In late May, I had a young palliative care patient with a very serious diagnosis whose mother had come from across the country to be with him. The mother seemed very composed, even upbeat, but announced over and over that the patient had been misdiagnosed, that he did not have such-and-such illness, that the only reason he seemed ill was the medication he was receiving. Meanwhile, the patient himself, in his 20s, was obviously in rapid decline.
One day I asked the patient if I could speak to him alone for ten seconds. A few days prior, I had asked him when the three of us were together if he was on the same page as his mother and he had replied, “Not really.” When we were alone, I asked if he had someone to talk to about all his feelings and thoughts, and he assured me that he did, after which I wrapped up our conversation, so as not to keep his mother waiting.
Delia said later that this was a missed opportunity—that he had given me an opening. She said I should not have specified how long our time alone was going to be, and rather than asking him a yes/no question, I could have asked, “What is it like not to be on the same page as your mother?” or “How are you doing with that?” In any event, Delia thinks that particular yes/no question is never a good one: what if the person doesn’t have anyone to talk to? One might better ask, “What is helping you cope with this situation?”
When I asked her for feedback on the whole rotation, she said, “You’re a good chaplain. You’re a good listener. You’re very kind. You’re well trained. I’m confident in sending you to care for patients. You’re good to go as a chaplain. I’ve watched you be able to make relationships with all different types of people—that’s a strength.”
She said my opportunity is to “dive down” when patients want to talk about their feelings rather than to “pop up.” She said this is either my personal long-term work—it indeed is, which I told her—or else it’s graduate-level post-CPE development. She said that going for feelings is where the gold is, and that it makes our work more satisfying. She said what’s great about this work is the constant opportunities for personal growth.
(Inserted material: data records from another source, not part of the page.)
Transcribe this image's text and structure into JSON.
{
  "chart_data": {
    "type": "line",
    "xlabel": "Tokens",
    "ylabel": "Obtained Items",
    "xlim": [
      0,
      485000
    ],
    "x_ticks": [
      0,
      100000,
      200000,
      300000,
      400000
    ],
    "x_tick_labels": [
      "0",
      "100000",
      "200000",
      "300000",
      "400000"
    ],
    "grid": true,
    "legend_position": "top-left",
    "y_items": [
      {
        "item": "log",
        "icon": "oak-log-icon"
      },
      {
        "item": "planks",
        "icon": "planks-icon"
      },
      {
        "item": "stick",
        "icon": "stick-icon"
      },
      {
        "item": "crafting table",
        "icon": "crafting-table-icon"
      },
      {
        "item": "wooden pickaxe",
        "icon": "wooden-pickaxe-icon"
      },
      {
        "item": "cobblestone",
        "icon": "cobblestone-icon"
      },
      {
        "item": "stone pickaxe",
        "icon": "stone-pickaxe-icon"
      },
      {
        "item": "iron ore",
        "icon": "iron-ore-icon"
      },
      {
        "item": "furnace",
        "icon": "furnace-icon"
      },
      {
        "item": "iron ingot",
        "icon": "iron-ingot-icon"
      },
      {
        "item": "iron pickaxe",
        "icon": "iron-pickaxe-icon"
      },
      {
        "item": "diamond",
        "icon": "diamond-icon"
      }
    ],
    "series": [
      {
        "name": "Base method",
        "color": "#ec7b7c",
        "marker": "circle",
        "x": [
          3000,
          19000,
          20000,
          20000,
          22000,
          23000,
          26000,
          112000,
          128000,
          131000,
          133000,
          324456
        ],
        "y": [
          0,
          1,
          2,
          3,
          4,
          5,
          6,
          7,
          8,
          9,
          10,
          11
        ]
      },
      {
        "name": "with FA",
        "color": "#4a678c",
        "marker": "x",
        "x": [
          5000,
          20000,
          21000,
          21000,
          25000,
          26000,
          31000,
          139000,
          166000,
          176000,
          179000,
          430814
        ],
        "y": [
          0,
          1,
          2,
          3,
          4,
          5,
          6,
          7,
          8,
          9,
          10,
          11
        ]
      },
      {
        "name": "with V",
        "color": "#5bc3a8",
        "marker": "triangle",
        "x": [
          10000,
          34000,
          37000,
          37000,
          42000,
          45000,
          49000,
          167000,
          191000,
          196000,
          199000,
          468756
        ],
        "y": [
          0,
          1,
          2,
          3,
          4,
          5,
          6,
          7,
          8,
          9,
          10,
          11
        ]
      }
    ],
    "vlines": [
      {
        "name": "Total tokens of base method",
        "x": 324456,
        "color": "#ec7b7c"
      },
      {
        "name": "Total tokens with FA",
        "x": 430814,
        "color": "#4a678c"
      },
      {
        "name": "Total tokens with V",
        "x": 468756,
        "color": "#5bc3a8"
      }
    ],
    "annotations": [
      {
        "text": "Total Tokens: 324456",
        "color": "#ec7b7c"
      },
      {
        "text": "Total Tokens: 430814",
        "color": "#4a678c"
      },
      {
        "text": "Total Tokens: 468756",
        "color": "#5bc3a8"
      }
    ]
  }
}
After the rotation was over, I went to Michigan for a week to visit my parents, which was idyllic. We sat on their back deck and enjoyed the greenery and birds and squirrels, and we watched TV. (Alas, Rachel Maddow was out sick, so I did not get my semi-annual fix.) I had lunch with Amy at Seva and with Ginny at Café Zola and at Haab’s with my uncle and his wife. My father and I went on a field trip to his ancestral home, west of Ann Arbor, currently a pile of rubble. I was the expedition photographer. The new owner of the property was there and said it was fine for us to walk around the lot; he said he is going to turn the house back into the charming farmhouse it once was. We leaned in a window and I took a photo of a patch of wooden floor where I last saw my grandmother, 50 years ago, give or take. Sixty-five years ago, my grandmother sold half her lot to a young couple, who proved to be next door working in their immaculate yard. They are now in their 80s. We visited with them for a while.
My sister came over three times, including the night before I left, when she mentioned that she had enjoyed Big Little Lies. We watched the first episode, and then she went home, and my parents and I stayed up until 2 a.m. watching all seven episodes. My shuttle came just after 6 a.m. the next morning, but both of my parents got up to say goodbye. (Proving that they must be my real parents, which doesn’t necessarily mean biological parents, though they are also that. Sometimes when Dad does something particularly nice, my mother says, “Aww. He must be your real father.”)
I had asked Delia if it would be all right if I continued to visit my patient even though I was no longer on palliative care, and she said that would be fine, so after I was back, I went to see him. His mother, as always, did 99 percent of the talking, and 100 percent of what she had to say was that the hospital was overmedicating her son, and that she didn’t believe he had what he had been diagnosed with, etc. He interrupted quietly to say, “I do believe I have [such-and-such].” It was increasingly distressing to me that this lovely person was evidently going to reach the very end of his life without being able to have one direct conversation with his mother about it.
Despite my strong misgivings about his mother’s view of things, I was always very friendly to her, and she said one day that she thought of me as a friend. The patient celebrated his birthday early in June and I went to his room to sing “Happy Birthday” to him. After I left, it occurred to me that he might get a kick out of knowing that my birthday was the very next day, so I went back to tell them that.
One day I was talking to his mother outside his room and Delia came along with my peer who is doing the palliative care rotation in this final unit, the same thing I did in the third unit. Delia said to the mother, “I hear he’s not doing well,” and she got agitated and angry: “That is not true! He’s getting better.” Delia told me later that she hadn’t realized that was the patient’s mother.